For more information about Fort Loudoun’s Colonial Trade Fair or to purchase prints, call Angie King at Fort Loudoun State Historic Area (432-884-6217), or visit

Ken Smith Wins Coast Guard Art Program Award

Sort of a late post (but better late than never, they say)

Air Station Savannah, the oil painting pictured in the previous blog post, has won the Coast Guard Art Program’s George Gray Award for Artistic Excellence

Each year the United States Coast Guard recognizes one artist from among that year’s many submissions to the Coast Guard Art Program (COGAP) to receive the coveted George Gray Award for Artistic Excellence. This year’s recipient is Radford University professor Ken Smith for his painting, Air Station Savannah, depicting AET2 Taylor Anderson (Avionics Electrical Technician) pausing in her work aboard the HH-65 Dolphin helicopter at Coast Guard Air Station Savannah, near Savannah, Georgia.

Potential Coast Guard artists apply for acceptance into the COGAP program, and if accepted, are then allowed to submit works for possible inclusion in the Coast Guard’s Permanent Art Collection. The 2009 additions to the collection include 34 works by 19 artists. Of these, one work is selected to receive the George Gray Award for Artistic Excellence. Smith’s painting, Air Station Savannah, was granted this honor for 2009. A participant in the Coast Guard Art Program for the past two years, Smith was one of only six artists who were chosen for official Coast Guard Artist deployment in 2008, from which the painting Air Station Savannah was created.

Mary Ann Bader, coordinator of the Coast Guard Art Program says, “This year's collection was among the very best collections we've had, so the competition for the award was very pronounced. [Ken Smith’s] excellent and stunning painting captivated the jurors as well as all present that evening.”

The George Gray Award is named after one of the co-founders of COGAP. Gray was an artist for more than seven decades and served as the chairman of COGAP for over 20 years. The Coast Guard Art Program uses visual arts to communicate the history and the current life of this branch of military service.

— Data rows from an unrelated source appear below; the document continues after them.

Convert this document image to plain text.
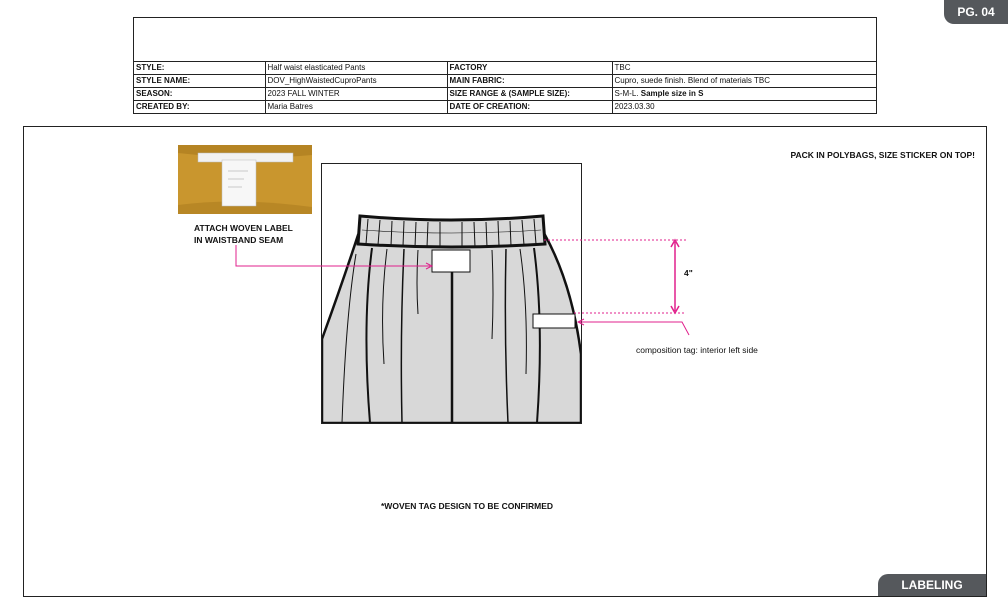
PG. 04
STYLE:	Half waist elasticated Pants	FACTORY	TBC
STYLE NAME:	DOV_HighWaistedCuproPants	MAIN FABRIC:	Cupro, suede finish. Blend of materials TBC
SEASON:	2023 FALL WINTER	SIZE RANGE & (SAMPLE SIZE):	S-M-L. Sample size in S
CREATED BY:	Maria Batres	DATE OF CREATION:	2023.03.30
ATTACH WOVEN LABEL
IN WAISTBAND SEAM
PACK IN POLYBAGS, SIZE STICKER ON TOP!
4"
composition tag: interior left side
*WOVEN TAG DESIGN TO BE CONFIRMED
LABELING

The collection, which includes over 1,800 works, is shown at galleries, museums, and Coast Guard bases, as well as at other U.S. government locations both at home and abroad. To learn more about the United States Coast Guard Art Program, visit

Air Station Savannah will be included in a number of works to be displayed this fall at the Pritzker Military Library in downtown Chicago.